Sunday, December 07, 2008

squash soup

My hands are orange and sore from cutting up a huge butternut squash. It's one of those bright wintry days that look really nice from inside a cosy house, but feel like a son of a bitch when the wind blows ice crystals into your face. Everything is coated with a powdery, pristine blanket of snow, so it's almost painfully bright in our living room with the wall of window. I can barely read the computer screen.

Yesterday at the drop-in centre, we served a fantastic pumpkin soup. Gingery, garlicky, smooth but not too smooth, it was delicious. Sadly, nobody knows who donated it or where I might find the recipe. So today I am attempting a butternut squash soup with the flavours I think I tasted (onion, a bit of celery and carrot, fresh ginger and garlic, and turmeric -- I'll add a bit of cream at the end I think). It's simmering now.

Last weekend I went hunting for new recipes. We've been in a bit of a cooking funk lately -- for months, really -- and I need to find new things to cook, things that don't depend on cheese and pasta, because that gets old pretty quick when you eat it four nights a week. But I realized we have a significant handicap: there are a lot of vegetables I don't like, or that I only like rarely with specific and careful preparation (that I don't know how to do). Eggplant falls into the latter category, and all the autumn vegetables fall into the former - squash, turnip, carrots by themselves, sweet potato, rutabaga, parsnips, fennel. Oh and I don't like bizarre, slippery-feeling mushrooms either. Which writes off almost all the recipes in my cookbooks that I haven't already tried. Sugar D doesn't like brussels sprouts, and I don't think lima beans don't really count as a vegetable.

Wow, that was fast -- the squash is already cooked! Apparently, butternut squash takes longer to peel and chop than it does to cook. Regardless, it smells fantastic. Now I just need to put it in the blender, which could prove hazardous since Swee'pea is napping.

Oh crap. I just tasted it - it's way too sweet. (I also hate sweet and savoury flavour combinations - probably why I hate all those root veggies.) Anyone know how to cut the sweetness? Vinegar? Salt? Add more stock to thin it out? Help!

Which was not what I was going to ask for help with. But it will do for now. Help?

5 comments:

thordora said...

There's an answer, and I can't remember what it is. That's the same reason I don't usually like stuff like that though-the sweet is too weird and sweet.

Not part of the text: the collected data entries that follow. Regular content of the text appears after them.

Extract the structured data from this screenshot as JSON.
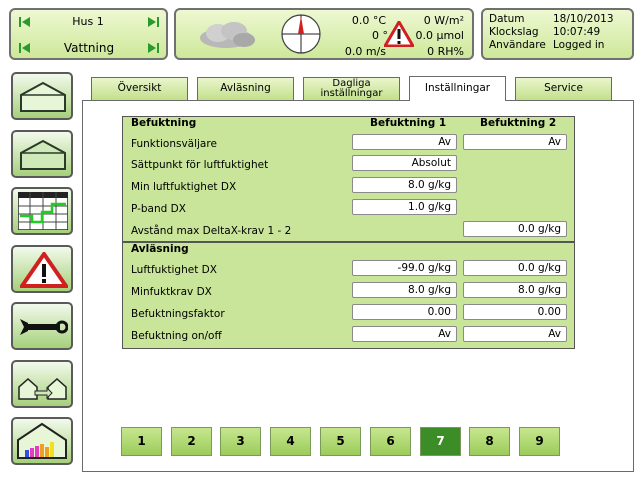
{
  "header": {
    "house": "Hus 1",
    "mode": "Vattning",
    "weather": {
      "temp1": "0.0 °C",
      "temp2": "0 °",
      "wind": "0.0 m/s",
      "radiation": "0 W/m²",
      "co2": "0.0 µmol",
      "humidity": "0 RH%"
    },
    "info": {
      "date_label": "Datum",
      "date_value": "18/10/2013",
      "time_label": "Klockslag",
      "time_value": "10:07:49",
      "user_label": "Användare",
      "user_value": "Logged in"
    }
  },
  "tabs": [
    {
      "label": "Översikt"
    },
    {
      "label": "Avläsning"
    },
    {
      "label": "Dagliga",
      "label2": "inställningar"
    },
    {
      "label": "Inställningar"
    },
    {
      "label": "Service"
    }
  ],
  "settings": {
    "section_title": "Befuktning",
    "col1": "Befuktning 1",
    "col2": "Befuktning 2",
    "rows": [
      {
        "label": "Funktionsväljare",
        "v1": "Av",
        "v2": "Av"
      },
      {
        "label": "Sättpunkt för luftfuktighet",
        "v1": "Absolut"
      },
      {
        "label": "Min luftfuktighet DX",
        "v1": "8.0  g/kg"
      },
      {
        "label": "P-band DX",
        "v1": "1.0  g/kg"
      },
      {
        "label": "Avstånd max DeltaX-krav 1 - 2",
        "v2": "0.0  g/kg"
      }
    ]
  },
  "reading": {
    "section_title": "Avläsning",
    "rows": [
      {
        "label": "Luftfuktighet DX",
        "v1": "-99.0  g/kg",
        "v2": "0.0  g/kg"
      },
      {
        "label": "Minfuktkrav DX",
        "v1": "8.0  g/kg",
        "v2": "8.0  g/kg"
      },
      {
        "label": "Befuktningsfaktor",
        "v1": "0.00",
        "v2": "0.00"
      },
      {
        "label": "Befuktning on/off",
        "v1": "Av",
        "v2": "Av"
      }
    ]
  },
  "pages": [
    "1",
    "2",
    "3",
    "4",
    "5",
    "6",
    "7",
    "8",
    "9"
  ],
  "active_page": "7",
  "colors": {
    "accent": "#3c8c28",
    "panel": "#c9e59a",
    "warning": "#d02020"
  }
}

I did start pulling myself out of the cooking funk-made these awesome little puff pastry packets full chicken cooked in broth, sauteed scallions, mushrooms, celery and garlic, which covered a slice of brie and pear. TASTY. Might try it with Tofu as well. :)

Beck said...

More browned onion can help too... cinnamon (just a pinch) makes a nice counterpart to sweetness. I hope it tastes great!

Janet said...

Butternut squash is a bitch to cut up, but I love the silky-smooth soup it makes. I make mine with pear mixed in. I think you would find it too sweet.

Mimi said...

Total cooking funk over here. Total.

Janna said...

Use LOTS of onions and garlic to help balance it out and use stock/salt as well - Sometimes I use yogurt instead of cream and that might help too....also chillies (but not sure what your son would think about that).